It is well known that student loans are reaching crisis proportions. The total student loan debt is near a staggering $1.2 trillion and a weak job market has hindered the ability of recent graduates to begin their repayment. The New York Fed's last report on household credit shows that, as of the beginning of 2015, approximately 17% of all holders of student loans were at least one month behind on their payments.
As grim as that may sound, 17% is a misleading number and almost certainly too low. The New York Fed has admitted as much in previous work suggesting that the real student loan delinquency rate may be nearly double the reported rate. A recent paper by the St. Louis Fed confirms this hypothesis, concluding that the real delinquency rate is closer to 31.5%.

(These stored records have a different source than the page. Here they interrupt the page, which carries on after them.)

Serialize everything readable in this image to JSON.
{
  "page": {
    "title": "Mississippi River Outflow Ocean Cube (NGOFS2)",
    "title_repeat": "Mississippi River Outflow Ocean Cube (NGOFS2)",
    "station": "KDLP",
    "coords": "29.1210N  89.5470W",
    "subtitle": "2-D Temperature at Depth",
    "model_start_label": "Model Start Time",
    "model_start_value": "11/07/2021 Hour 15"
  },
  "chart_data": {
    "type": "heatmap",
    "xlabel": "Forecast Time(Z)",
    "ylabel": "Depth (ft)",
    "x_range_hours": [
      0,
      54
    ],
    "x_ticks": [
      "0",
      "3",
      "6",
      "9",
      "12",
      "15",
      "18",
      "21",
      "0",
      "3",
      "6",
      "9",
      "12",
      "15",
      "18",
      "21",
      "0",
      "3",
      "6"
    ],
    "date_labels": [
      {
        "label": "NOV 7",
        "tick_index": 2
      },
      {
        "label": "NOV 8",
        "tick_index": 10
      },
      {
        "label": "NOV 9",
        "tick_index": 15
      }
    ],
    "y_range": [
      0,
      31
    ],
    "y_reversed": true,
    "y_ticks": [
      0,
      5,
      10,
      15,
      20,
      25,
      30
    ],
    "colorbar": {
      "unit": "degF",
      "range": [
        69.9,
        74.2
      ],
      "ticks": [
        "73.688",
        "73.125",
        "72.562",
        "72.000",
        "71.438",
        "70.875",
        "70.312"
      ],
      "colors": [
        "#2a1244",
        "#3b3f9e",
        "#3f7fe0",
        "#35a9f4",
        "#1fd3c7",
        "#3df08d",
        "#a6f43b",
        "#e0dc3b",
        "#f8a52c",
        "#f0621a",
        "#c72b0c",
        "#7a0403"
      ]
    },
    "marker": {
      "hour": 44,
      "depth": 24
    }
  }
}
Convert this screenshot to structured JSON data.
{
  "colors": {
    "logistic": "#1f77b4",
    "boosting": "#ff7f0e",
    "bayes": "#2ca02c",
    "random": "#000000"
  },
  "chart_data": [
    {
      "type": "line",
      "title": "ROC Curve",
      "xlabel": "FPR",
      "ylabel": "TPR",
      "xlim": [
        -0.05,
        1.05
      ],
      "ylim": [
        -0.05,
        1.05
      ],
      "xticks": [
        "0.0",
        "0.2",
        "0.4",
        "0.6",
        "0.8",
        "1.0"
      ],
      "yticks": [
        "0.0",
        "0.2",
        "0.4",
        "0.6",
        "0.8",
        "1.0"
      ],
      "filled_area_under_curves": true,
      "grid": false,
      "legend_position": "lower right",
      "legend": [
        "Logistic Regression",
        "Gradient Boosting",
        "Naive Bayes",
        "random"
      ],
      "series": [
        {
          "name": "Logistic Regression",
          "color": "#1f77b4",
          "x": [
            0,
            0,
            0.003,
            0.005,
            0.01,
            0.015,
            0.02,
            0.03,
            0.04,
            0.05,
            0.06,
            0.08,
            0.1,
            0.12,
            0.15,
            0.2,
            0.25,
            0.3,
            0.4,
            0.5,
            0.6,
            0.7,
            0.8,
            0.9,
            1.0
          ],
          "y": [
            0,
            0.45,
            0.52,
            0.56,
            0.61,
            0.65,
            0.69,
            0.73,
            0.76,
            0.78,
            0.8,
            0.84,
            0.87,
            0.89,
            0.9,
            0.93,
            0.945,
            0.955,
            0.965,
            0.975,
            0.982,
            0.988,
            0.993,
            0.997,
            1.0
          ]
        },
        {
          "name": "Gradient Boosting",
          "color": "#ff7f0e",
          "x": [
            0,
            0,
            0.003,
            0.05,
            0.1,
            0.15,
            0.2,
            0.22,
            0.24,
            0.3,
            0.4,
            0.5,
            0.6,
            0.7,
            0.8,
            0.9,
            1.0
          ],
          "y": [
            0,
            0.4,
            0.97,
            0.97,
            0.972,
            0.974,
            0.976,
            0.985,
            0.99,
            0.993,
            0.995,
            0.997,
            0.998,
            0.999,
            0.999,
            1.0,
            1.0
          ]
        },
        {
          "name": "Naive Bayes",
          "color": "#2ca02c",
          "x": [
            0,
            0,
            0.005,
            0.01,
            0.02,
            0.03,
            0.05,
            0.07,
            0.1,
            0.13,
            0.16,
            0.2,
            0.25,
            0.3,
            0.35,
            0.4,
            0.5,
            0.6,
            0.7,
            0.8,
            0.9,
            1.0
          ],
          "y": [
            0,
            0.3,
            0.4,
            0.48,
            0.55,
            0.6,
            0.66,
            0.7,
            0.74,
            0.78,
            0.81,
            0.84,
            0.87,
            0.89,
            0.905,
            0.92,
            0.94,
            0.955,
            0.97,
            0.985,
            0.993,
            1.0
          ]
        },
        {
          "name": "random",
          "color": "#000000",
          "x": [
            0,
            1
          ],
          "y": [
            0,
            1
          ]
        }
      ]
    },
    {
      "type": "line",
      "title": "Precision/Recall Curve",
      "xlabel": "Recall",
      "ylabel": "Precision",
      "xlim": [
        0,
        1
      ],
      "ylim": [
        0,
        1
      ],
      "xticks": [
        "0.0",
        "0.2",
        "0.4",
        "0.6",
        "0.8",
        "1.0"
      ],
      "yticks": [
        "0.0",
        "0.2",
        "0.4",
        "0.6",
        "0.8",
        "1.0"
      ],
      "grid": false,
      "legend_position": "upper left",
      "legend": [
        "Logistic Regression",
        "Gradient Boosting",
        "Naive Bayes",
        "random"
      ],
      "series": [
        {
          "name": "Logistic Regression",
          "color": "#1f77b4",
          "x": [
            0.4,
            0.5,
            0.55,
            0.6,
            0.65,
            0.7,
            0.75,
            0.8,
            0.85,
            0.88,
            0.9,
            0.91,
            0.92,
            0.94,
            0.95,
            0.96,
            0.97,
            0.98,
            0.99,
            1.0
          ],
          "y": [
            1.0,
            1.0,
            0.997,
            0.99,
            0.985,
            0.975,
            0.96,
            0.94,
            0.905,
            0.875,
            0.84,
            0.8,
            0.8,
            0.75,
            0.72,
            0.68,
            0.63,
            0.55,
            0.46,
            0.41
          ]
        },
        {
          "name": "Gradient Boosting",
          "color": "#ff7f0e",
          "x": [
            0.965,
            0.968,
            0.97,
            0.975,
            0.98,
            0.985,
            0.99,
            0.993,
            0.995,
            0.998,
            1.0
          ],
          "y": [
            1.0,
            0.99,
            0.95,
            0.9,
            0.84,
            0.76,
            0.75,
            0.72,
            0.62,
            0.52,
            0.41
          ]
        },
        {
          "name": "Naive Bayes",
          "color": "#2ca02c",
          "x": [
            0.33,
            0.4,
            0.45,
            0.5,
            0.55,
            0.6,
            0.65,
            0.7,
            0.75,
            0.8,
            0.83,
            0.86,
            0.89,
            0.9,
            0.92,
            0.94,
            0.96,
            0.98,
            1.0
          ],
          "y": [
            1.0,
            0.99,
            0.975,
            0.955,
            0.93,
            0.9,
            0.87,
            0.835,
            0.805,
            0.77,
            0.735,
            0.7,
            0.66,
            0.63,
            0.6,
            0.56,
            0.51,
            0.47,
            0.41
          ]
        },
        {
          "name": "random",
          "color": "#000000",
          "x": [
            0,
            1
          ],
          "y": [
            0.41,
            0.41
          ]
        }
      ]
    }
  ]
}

How can there be such a difference? It depends on the population of student loan holders included in the comparison. 17% represents the ratio of student loan holders in delinquency compared to all student loan holders. However, many student loan holders are not in the period when they are required to make payments on their loans.
There are millions of student loan holders who are still in school, and many others are in the six-month grace period between graduation and expected repayment of their loans. Still others are in an extended grace period allowed via unemployment or other qualifying conditions by a lender. Take all of those into account, and only 55% of student loan holders are in an active payout period and even capable of being behind on loan payments. When only that fraction is considered, the rate shifts to 31.5%.
Does that mean that of the remaining 45%, 31.5% of those are also expected to be delinquent when their repayment time comes? It is possible. The reported delinquency rate has actually been stable around 17% for several years, and the percentage of those in active payout has stayed stable at around 55%.
Consider that with more borrowers in the payment stage, the reported delinquency rate should rise (since the reported rate is a percentage of all borrowers, and a greater percentage of those borrowers are required to repay). Using St. Louis Fed data from 2004, the reported delinquency rate was 11% and only 47% of loans were in the repayment stage, for an approximate 23.4% actual delinquency rate using the St. Louis Fed's logic.
Indeed, since 2004, the reported delinquency rate rose from 11% to 17% while the percentage in repayment rose from 47% to 55%. At least things have leveled off, but we do not follow the St. Louis Fed's logic that the delinquency trend is not as problematic as at first thought.
To add perspective, consider the default rate of other forms of debt. Approximately 6.8% of mortgages are in a similar state of delinquency, credit card debt is at approximately 2%, and New York Fed data suggests that 6% of all consumer debt has some level of delinquency. The reported 17% rate is dismal enough by comparison, but 31.5% is appalling. Such a rate in any other form of debt would have Congress and the White House charging into action.
It is fair to say that the new student loan delinquency paper does not uncover a trend; it just shows a different way to keep track of the existing delinquency problem. However, the paper does shine new light on the true scope of the problem, and we hope that it will guide policymakers in a suitable direction to address the problem.